🤖 AI Summary
Data centers’ high energy consumption exacerbates global carbon emissions, while existing Kubernetes carbon-aware scheduling relies on centralized machine learning models—suffering from privacy leakage and poor cross-domain generalizability. To address these challenges, this paper proposes the first federated learning-based energy consumption prediction framework for container orchestration. We extend the Kepler monitoring system using Flower and XGBoost, and introduce FedXgbBagging—a novel federated aggregation strategy tailored for distributed energy-efficiency modeling. This enables privacy-preserving, decentralized collaborative training across organizational boundaries.

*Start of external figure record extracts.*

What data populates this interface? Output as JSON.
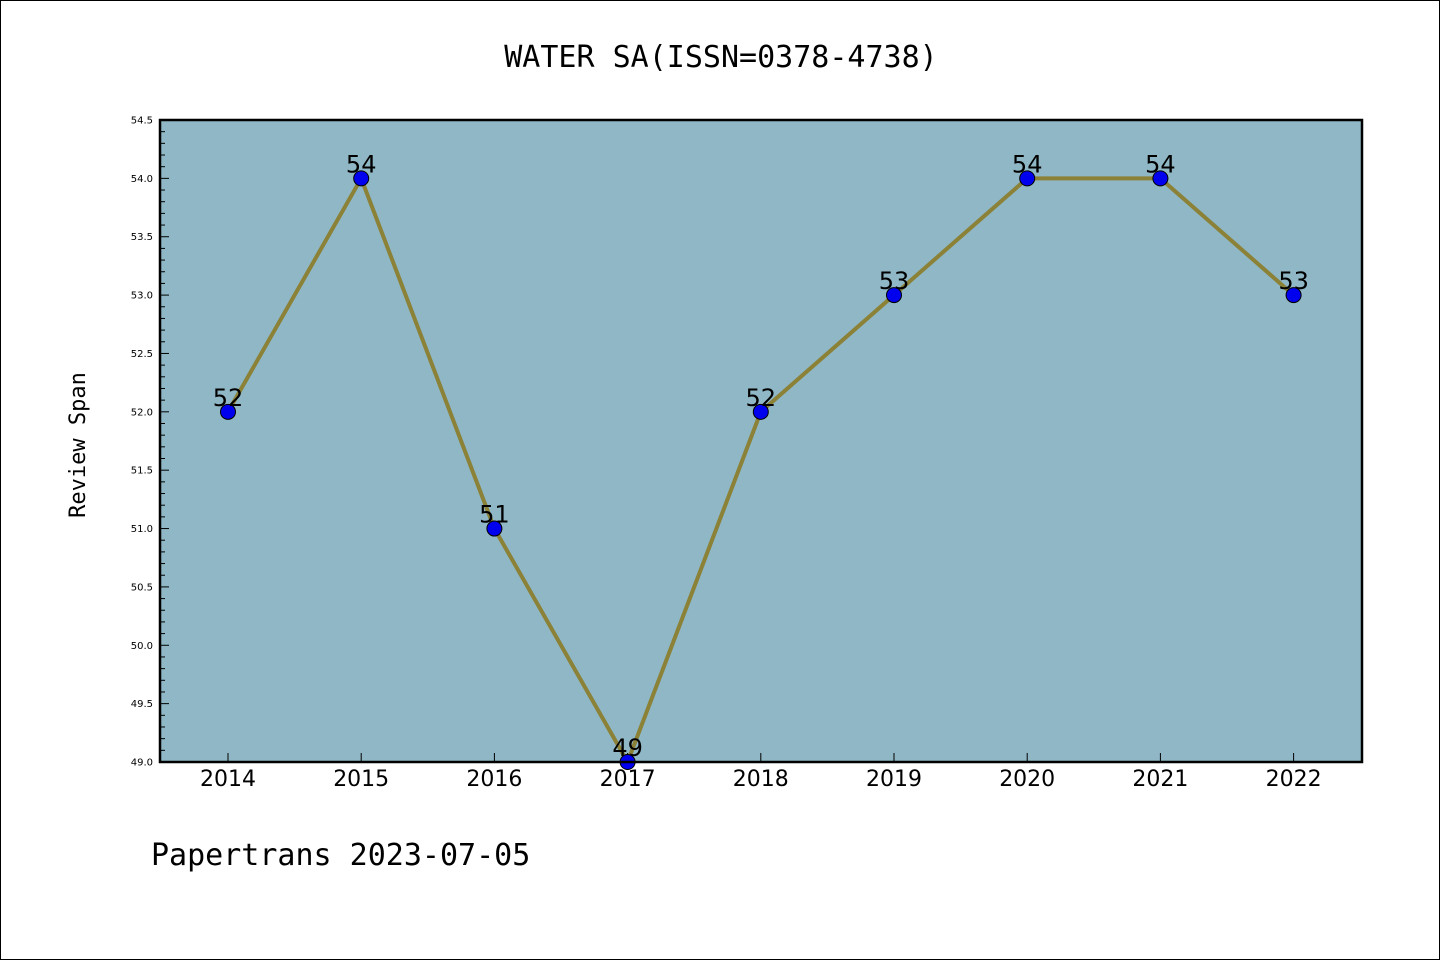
{
  "chart_data": {
    "type": "line",
    "title": "WATER SA(ISSN=0378-4738)",
    "ylabel": "Review Span",
    "xlabel": "",
    "categories": [
      "2014",
      "2015",
      "2016",
      "2017",
      "2018",
      "2019",
      "2020",
      "2021",
      "2022"
    ],
    "values": [
      52,
      54,
      51,
      49,
      52,
      53,
      54,
      54,
      53
    ],
    "data_labels": [
      "52",
      "54",
      "51",
      "49",
      "52",
      "53",
      "54",
      "54",
      "53"
    ],
    "ylim": [
      49.0,
      54.5
    ],
    "yticks": [
      49.0,
      49.5,
      50.0,
      50.5,
      51.0,
      51.5,
      52.0,
      52.5,
      53.0,
      53.5,
      54.0,
      54.5
    ],
    "ytick_labels": [
      "49.0",
      "49.5",
      "50.0",
      "50.5",
      "51.0",
      "51.5",
      "52.0",
      "52.5",
      "53.0",
      "53.5",
      "54.0",
      "54.5"
    ],
    "grid": false,
    "colors": {
      "plot_background": "#8fb7c5",
      "line": "#8b8137",
      "marker": "#0000ee"
    }
  },
  "footer": {
    "text": "Papertrans 2023-07-05"
  }
}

Evaluated on the SPECPower dataset, our framework reduces mean absolute error by 11.7% compared to centralized baselines, significantly improving prediction accuracy and enhancing the practical feasibility of green, carbon-aware scheduling in production Kubernetes environments.
📝 Abstract
The growing reliance on large-scale data centers to run resource-intensive workloads has significantly increased the global carbon footprint, underscoring the need for sustainable computing solutions. While container orchestration platforms like Kubernetes help optimize workload scheduling to reduce carbon emissions, existing methods often depend on centralized machine learning models that raise privacy concerns and struggle to generalize across diverse environments. In this paper, we propose a federated learning approach for energy consumption prediction that preserves data privacy by keeping sensitive operational data within individual enterprises. By extending the Kubernetes Efficient Power Level Exporter (Kepler), our framework trains XGBoost models collaboratively across distributed clients using Flower's FedXgbBagging aggregation using a bagging strategy, eliminating the need for centralized data sharing. Experimental results on the SPECPower benchmark dataset show that our FL-based approach achieves 11.7 percent lower Mean Absolute Error compared to a centralized baseline. This work addresses the unresolved trade-off between data privacy and energy prediction efficiency in prior systems such as Kepler and CASPER and offers enterprises a viable pathway toward sustainable cloud computing without compromising operational privacy.